Was ist Kreativität? Kreativität ist nach Whitehead das „Prinzip von Neuen“. Das ist das Neue, das es bisher noch nicht gab. Diese Art Kreativität „meint die Transformation, das Durchbrechen, das Ersetzen alter durch neue Prinzipien, Regularitäten und Gesetzmäßigkeiten“. (Abel). Diese Bedingungen erfüllt das Internet in Gänze.

Die zeit-philosophische Analyse des Internets macht deutlich, dass sich im Netz sowohl gemeinschaftlich konstruierte Präsenzzeiten als auch die appräsente Präsenz, auch telematische Appräsenz, (nach Husserl – Appräsentation) von usern offenlegen. Wie beeinflussen sich diese Zeiten gegenseitig, verstärken sie sich, schwächen sie sich ab oder bringen sie gar eine ganz neue Art von Kreativität hervor? Es ist überhaupt zu untersuchen, inwieweit die Ereignisse durch ihre weltumspannenden Verflechtungen andere Temporalitäten erzeugen aufgrund der wirkmächtigen Kreativität, so wie sie nur im Netz sich entfalten kann. Pars pro toto (ein Teil für das Ganze) – das ist zeitigende Zeitlichkeit im Werden. Es ist anzuerkennen, dass sich in einem spiralförmigen Werdensprozess, im Internet, unabhängig von Hardware und Software ein Neues, Nicht-gedachtes, Nicht-vorprädikatives vollzieht.

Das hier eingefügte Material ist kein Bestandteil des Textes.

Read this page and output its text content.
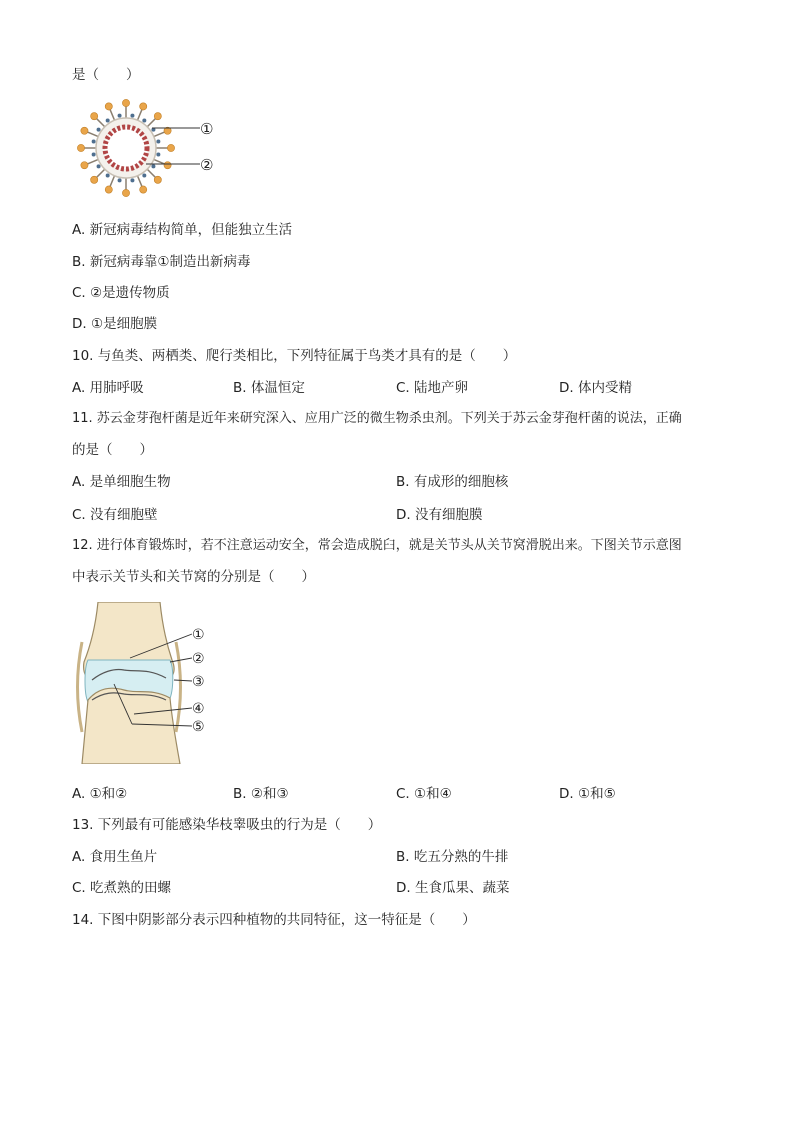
是（　　）
①
②
A. 新冠病毒结构简单，但能独立生活
B. 新冠病毒靠①制造出新病毒
C. ②是遗传物质
D. ①是细胞膜
10. 与鱼类、两栖类、爬行类相比，下列特征属于鸟类才具有的是（　　）
A. 用肺呼吸	B. 体温恒定	C. 陆地产卵	D. 体内受精
11. 苏云金芽孢杆菌是近年来研究深入、应用广泛的微生物杀虫剂。下列关于苏云金芽孢杆菌的说法，正确
的是（　　）
A. 是单细胞生物	B. 有成形的细胞核
C. 没有细胞壁	D. 没有细胞膜
12. 进行体育锻炼时，若不注意运动安全，常会造成脱臼，就是关节头从关节窝滑脱出来。下图关节示意图
中表示关节头和关节窝的分别是（　　）
①
②
③
④
⑤
A. ①和②	B. ②和③	C. ①和④	D. ①和⑤
13. 下列最有可能感染华枝睾吸虫的行为是（　　）
A. 食用生鱼片	B. 吃五分熟的牛排
C. 吃煮熟的田螺	D. 生食瓜果、蔬菜
14. 下图中阴影部分表示四种植物的共同特征，这一特征是（　　）
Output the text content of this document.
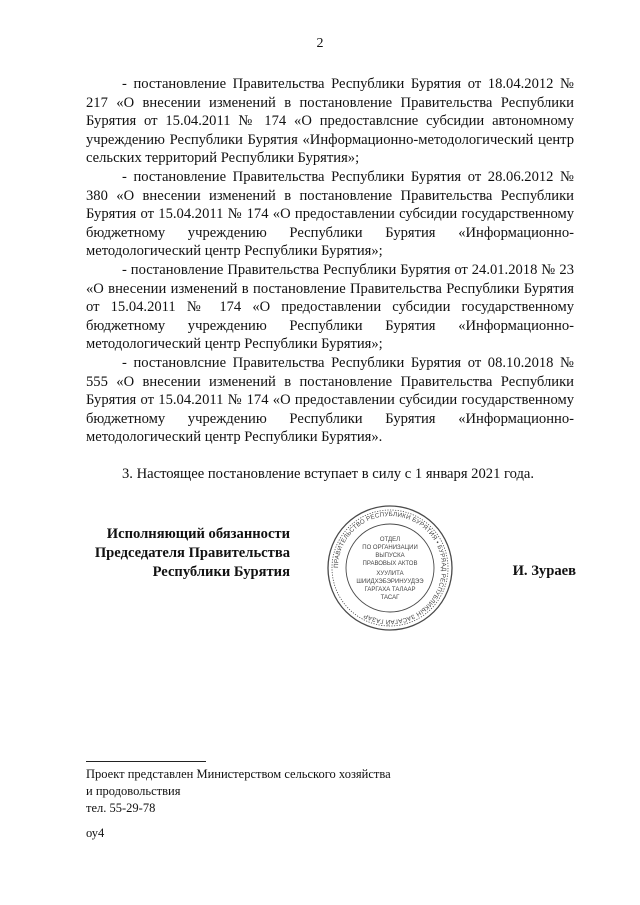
2

- постановление Правительства Республики Бурятия от 18.04.2012 № 217 «О внесении изменений в постановление Правительства Республики Бурятия от 15.04.2011 № 174 «О предоставлсние субсидии автономному учреждению Республики Бурятия «Информационно-методологический центр сельских территорий Республики Бурятия»;

- постановление Правительства Республики Бурятия от 28.06.2012 № 380 «О внесении изменений в постановление Правительства Республики Бурятия от 15.04.2011 № 174 «О предоставлении субсидии государственному бюджетному учреждению Республики Бурятия «Информационно-методологический центр Республики Бурятия»;

- постановление Правительства Республики Бурятия от 24.01.2018 № 23 «О внесении изменений в постановление Правительства Республики Бурятия от 15.04.2011 № 174 «О предоставлении субсидии государственному бюджетному учреждению Республики Бурятия «Информационно-методологический центр Республики Бурятия»;

- постановлсние Правительства Республики Бурятия от 08.10.2018 № 555 «О внесении изменений в постановление Правительства Республики Бурятия от 15.04.2011 № 174 «О предоставлении субсидии государственному бюджетному учреждению Республики Бурятия «Информационно-методологический центр Республики Бурятия».

3. Настоящее постановление вступает в силу с 1 января 2021 года.

Исполняющий обязанности
Председателя Правительства
Республики Бурятия	ПРАВИТЕЛЬСТВО РЕСПУБЛИКИ БУРЯТИЯ • БУРЯАД РЕСПУБЛИКЫН ЗАСАГАЙ ГАЗАР
ОТДЕЛ
ПО ОРГАНИЗАЦИИ
ВЫПУСКА
ПРАВОВЫХ АКТОВ
ХУУЛИТА
ШИИДХЭБЭРИНУУДЭЭ
ГАРГАХА ТАЛААР
ТАСАГ
И. Зураев
Проект представлен Министерством сельского хозяйства
и продовольствия
тел. 55-29-78
оу4
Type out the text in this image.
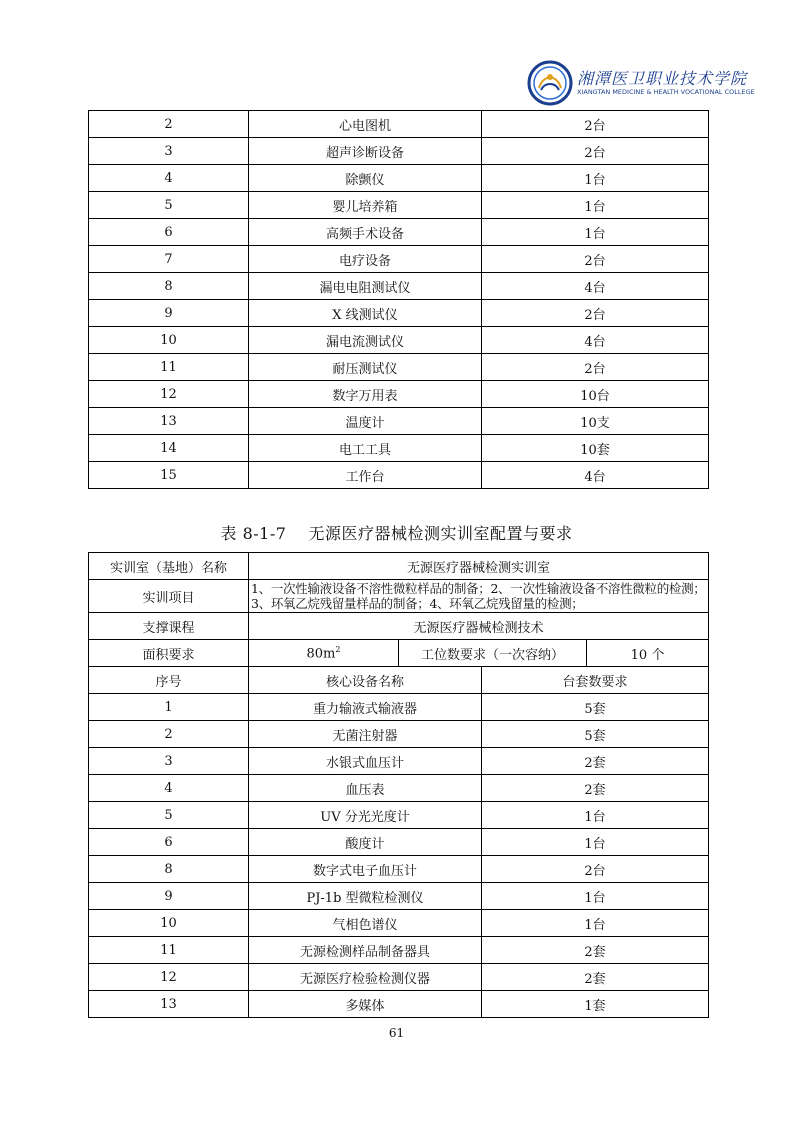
湘潭医卫职业技术学院
XIANGTAN MEDICINE & HEALTH VOCATIONAL COLLEGE
2	心电图机	2台
3	超声诊断设备	2台
4	除颤仪	1台
5	婴儿培养箱	1台
6	高频手术设备	1台
7	电疗设备	2台
8	漏电电阻测试仪	4台
9	X 线测试仪	2台
10	漏电流测试仪	4台
11	耐压测试仪	2台
12	数字万用表	10台
13	温度计	10支
14	电工工具	10套
15	工作台	4台
表 8-1-7　 无源医疗器械检测实训室配置与要求
实训室（基地）名称	无源医疗器械检测实训室			
实训项目	1、一次性输液设备不溶性微粒样品的制备；2、一次性输液设备不溶性微粒的检测；3、环氧乙烷残留量样品的制备；4、环氧乙烷残留量的检测；			
支撑课程	无源医疗器械检测技术			
面积要求	$80m^2$	工位数要求（一次容纳）		10 个
序号	核心设备名称		台套数要求	
1	重力输液式输液器		5套	
2	无菌注射器		5套	
3	水银式血压计		2套	
4	血压表		2套	
5	UV 分光光度计		1台	
6	酸度计		1台	
8	数字式电子血压计		2台	
9	PJ-1b 型微粒检测仪		1台	
10	气相色谱仪		1台	
11	无源检测样品制备器具		2套	
12	无源医疗检验检测仪器		2套	
13	多媒体		1套	
61
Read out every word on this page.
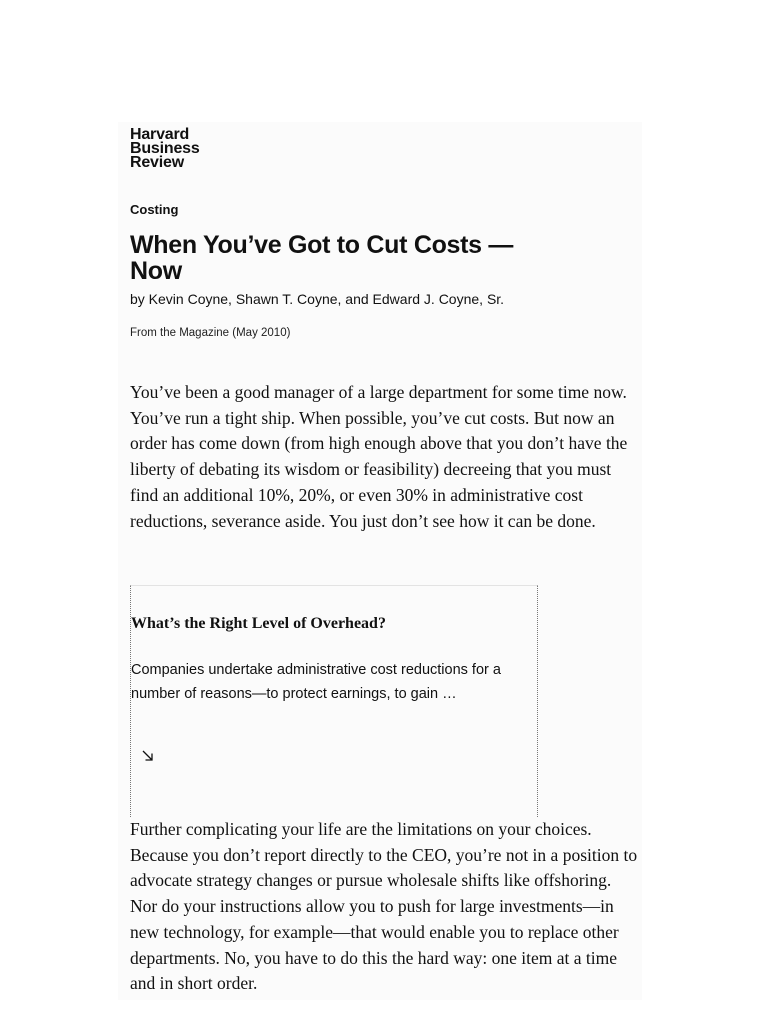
Harvard
Business
Review
Costing
When You’ve Got to Cut Costs —Now
by Kevin Coyne, Shawn T. Coyne, and Edward J. Coyne, Sr.
From the Magazine (May 2010)

You’ve been a good manager of a large department for some time now. You’ve run a tight ship. When possible, you’ve cut costs. But now an order has come down (from high enough above that you don’t have the liberty of debating its wisdom or feasibility) decreeing that you must find an additional 10%, 20%, or even 30% in administrative cost reductions, severance aside. You just don’t see how it can be done.

What’s the Right Level of Overhead?

Companies undertake administrative cost reductions for a number of reasons—to protect earnings, to gain …

Further complicating your life are the limitations on your choices. Because you don’t report directly to the CEO, you’re not in a position to advocate strategy changes or pursue wholesale shifts like offshoring. Nor do your instructions allow you to push for large investments—in new technology, for example—that would enable you to replace other departments. No, you have to do this the hard way: one item at a time and in short order.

Es ist die These zu stellen: Das Phänomen der Pluralität und Heterogenität unseres Seins durch die Transformation unseres Zeiterlebens wird in der Zukunft ganz andere Strukturen als das Internet hervorbringen. In Analogie zu den Forschungen der Quantenphysik (Prigogine/Stengers) wird die Philosophie eigene Forschungsfelder vordenken müssen, welche die naturwissenschaftlichen Untersuchungen beflügeln.

Ausblicke

Zu denken ist dabei an die Einführung unterschiedlicher Betrachtungsweisen von Zeit. Weg von einer nicht vorhandenen Wirklichkeit hin zu einer von Fiktion, Simultation und Virtualität durchsetzten Wirklichkeit als der einzig anzuerkennenden Realität. Ihre Ausdifferenzierung kann nur zeitlich erfolgen. Es ist also anzuerkennen, dass die Frage nach der Zeit eine immer größere Bedeutung zur Bestimmung unseres Seins erlangt. Die nächste Frage wird als die Frage nach der Durchdringung der Temporalität, des Pulses, in unser alltägliches Sein zu stellen sein. Diese kann mit der Ontologie und Phänomenologie der Medien beantwortet werden, indem ich zulasse, eingefahrene Denkstrukturen zu verleugnen und offen das Undenkbare denke. Auf die Spitze getrieben: Die These, dass wir in einer Virtualität leben, die rein temporal bestimmt ist, dass nichts so ist, wie es scheint, dass Sein als Sein auch Nicht-Sein ist, wird in der Zukunft zu belegen sein. Ein Weg dorthin ist, Sein auch als Zeit und Zeit als Wirkursache in ihrer Zwecksetzung, in ihrer Kontingenzbeschleunigung und Pluralisierung zu fassen im Schnittfeld der Mensch-Computer-Interaktivität. Jedes Medium schafft eine andere Weltsicht. Das Medium Internet mit seinen physikalischen Einheiten einerseits, die als cybernetic turn bezeichnete grundsätzliche Umorientierung der Realitäts- und Wirklichkeitskonzeption andererseits, werden etwas gänzlich Neues hervorbringen. Die Erweiterung unserer Denkstrukturen, unseres Bewusstseins, die Fortschritte der Converging Technologies (NBIC) werden bewirken, dass aus der globalen Vernetzung eine universale Vernetzung ersteht.